Portanto, o caminho imperativo para a Rússia, agora em vigor, é a “desoffshorização”. O que significa essencialmente livrar-se de uma “dependência supercrítica de seus contornos de reprodução em relação às instituições jurídicas e financeiras anglo-saxônicas”, algo que acarreta “perdas sistemáticas do sistema financeiro russo meramente na diferença de rentabilidade entre o capital emprestado e o capital colocado .”

O que Glazyev enfatizou repetidamente é que, enquanto não houver reforma do Banco Central da Rússia, qualquer discussão séria sobre uma nova moeda adotada pelo Sul Global enfrentará probabilidades intransponíveis. Os chineses, fortemente interligados com o sistema financeiro global, podem começar a ter novas ideias agora que Xi Jinping, oficialmente e sem precedentes, definiu a Guerra Híbrida contra a China provocada pelos EUA pelo que ela é e deu nomes: é uma operação americana.

O que parece claro é que o caminho rumo a um novo sistema financeiro desenhado essencialmente por Rússia-China e adotado por vastas áreas do Sul Global continuará longo, pedregoso e extremamente desafiador. As discussões dentro da EAEU e com os chineses podem extrapolar para a SCO e até para o BRICS+. Mas tudo dependerá da vontade política e do capital político implantado conjuntamente pela parceria estratégica Rússia-China.
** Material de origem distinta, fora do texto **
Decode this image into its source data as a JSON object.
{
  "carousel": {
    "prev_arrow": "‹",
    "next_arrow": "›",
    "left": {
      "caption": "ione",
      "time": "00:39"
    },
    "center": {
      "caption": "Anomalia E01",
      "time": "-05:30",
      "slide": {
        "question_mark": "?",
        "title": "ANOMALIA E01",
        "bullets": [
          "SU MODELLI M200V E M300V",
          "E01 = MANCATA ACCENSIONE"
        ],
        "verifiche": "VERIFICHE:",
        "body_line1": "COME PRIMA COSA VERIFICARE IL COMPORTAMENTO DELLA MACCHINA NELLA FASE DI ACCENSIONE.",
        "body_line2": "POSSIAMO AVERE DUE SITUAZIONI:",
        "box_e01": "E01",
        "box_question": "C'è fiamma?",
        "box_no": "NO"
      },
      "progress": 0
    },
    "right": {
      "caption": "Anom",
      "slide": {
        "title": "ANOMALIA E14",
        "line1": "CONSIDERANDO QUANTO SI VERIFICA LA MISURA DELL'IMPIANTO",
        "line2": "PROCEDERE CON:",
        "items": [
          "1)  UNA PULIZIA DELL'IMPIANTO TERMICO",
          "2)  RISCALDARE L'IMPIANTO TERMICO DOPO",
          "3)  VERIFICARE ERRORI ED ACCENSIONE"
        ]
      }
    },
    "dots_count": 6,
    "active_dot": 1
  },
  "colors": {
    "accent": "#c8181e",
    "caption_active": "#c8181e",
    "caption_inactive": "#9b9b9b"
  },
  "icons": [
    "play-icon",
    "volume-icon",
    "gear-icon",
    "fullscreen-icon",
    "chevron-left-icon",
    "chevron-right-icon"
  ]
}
É por isso que a visita de Xi a Moscou na próxima semana é tão crucial. A liderança de Moscou e Pequim, em sincronia, agora parece estar totalmente ciente da Guerra Híbrida de duas frentes implantada por Washington.
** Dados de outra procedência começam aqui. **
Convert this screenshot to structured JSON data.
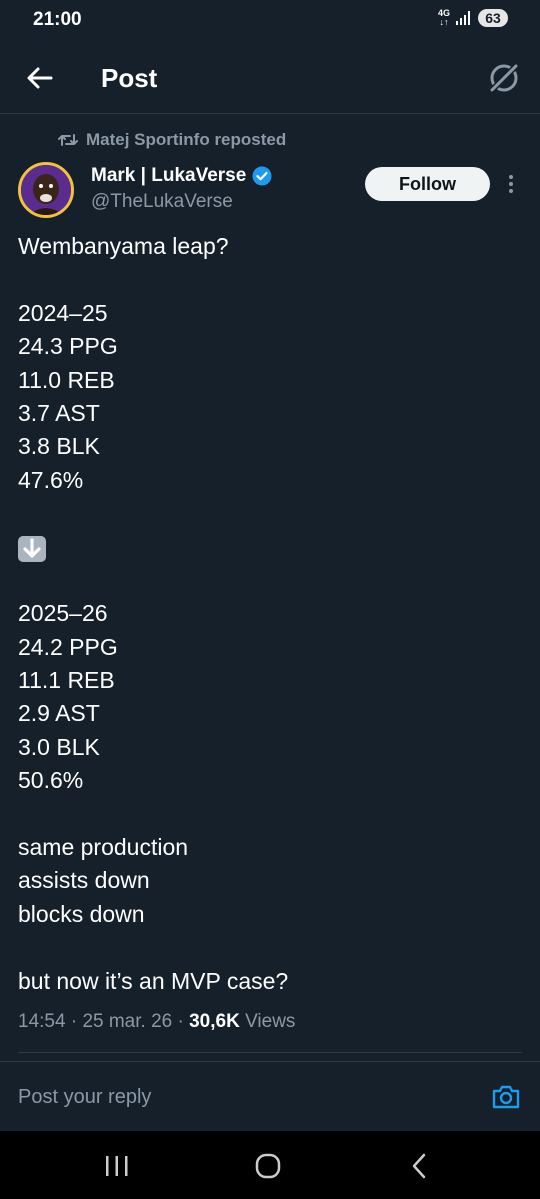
{
  "status_bar": {
    "time": "21:00",
    "network": "4G",
    "battery": "63"
  },
  "header": {
    "title": "Post"
  },
  "repost": {
    "text": "Matej Sportinfo reposted"
  },
  "author": {
    "name": "Mark | LukaVerse",
    "handle": "@TheLukaVerse",
    "follow_label": "Follow"
  },
  "post": {
    "lines": [
      "Wembanyama leap?",
      "",
      "2024–25",
      "24.3 PPG",
      "11.0 REB",
      "3.7 AST",
      "3.8 BLK",
      "47.6%",
      "",
      "⬇️",
      "",
      "2025–26",
      "24.2 PPG",
      "11.1 REB",
      "2.9 AST",
      "3.0 BLK",
      "50.6%",
      "",
      "same production",
      "assists down",
      "blocks down",
      "",
      "but now it’s an MVP case?"
    ],
    "time": "14:54",
    "date": "25 mar. 26",
    "views_count": "30,6K",
    "views_label": "Views"
  },
  "reply": {
    "placeholder": "Post your reply"
  },
  "colors": {
    "background": "#15202b",
    "accent": "#1d9bf0",
    "muted": "#8b98a5",
    "verified": "#1d9bf0"
  },
  "icons": [
    "back-arrow-icon",
    "grok-icon",
    "repost-icon",
    "verified-badge-icon",
    "more-vertical-icon",
    "camera-icon",
    "recent-apps-icon",
    "home-icon",
    "back-icon"
  ]
}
Isso significa que sua parceria estratégica concorrente – o anátema final para o Império liderado pelos EUA – só pode prosperar se eles implantarem em conjunto um conjunto completo de medidas: de instâncias de poder brando ao aprofundamento do comércio e do comércio em suas próprias moedas, uma cesta de moedas , e uma nova moeda de reserva que não seja refém do sistema de Bretton Woods que legitima o capitalismo financeiro ocidental.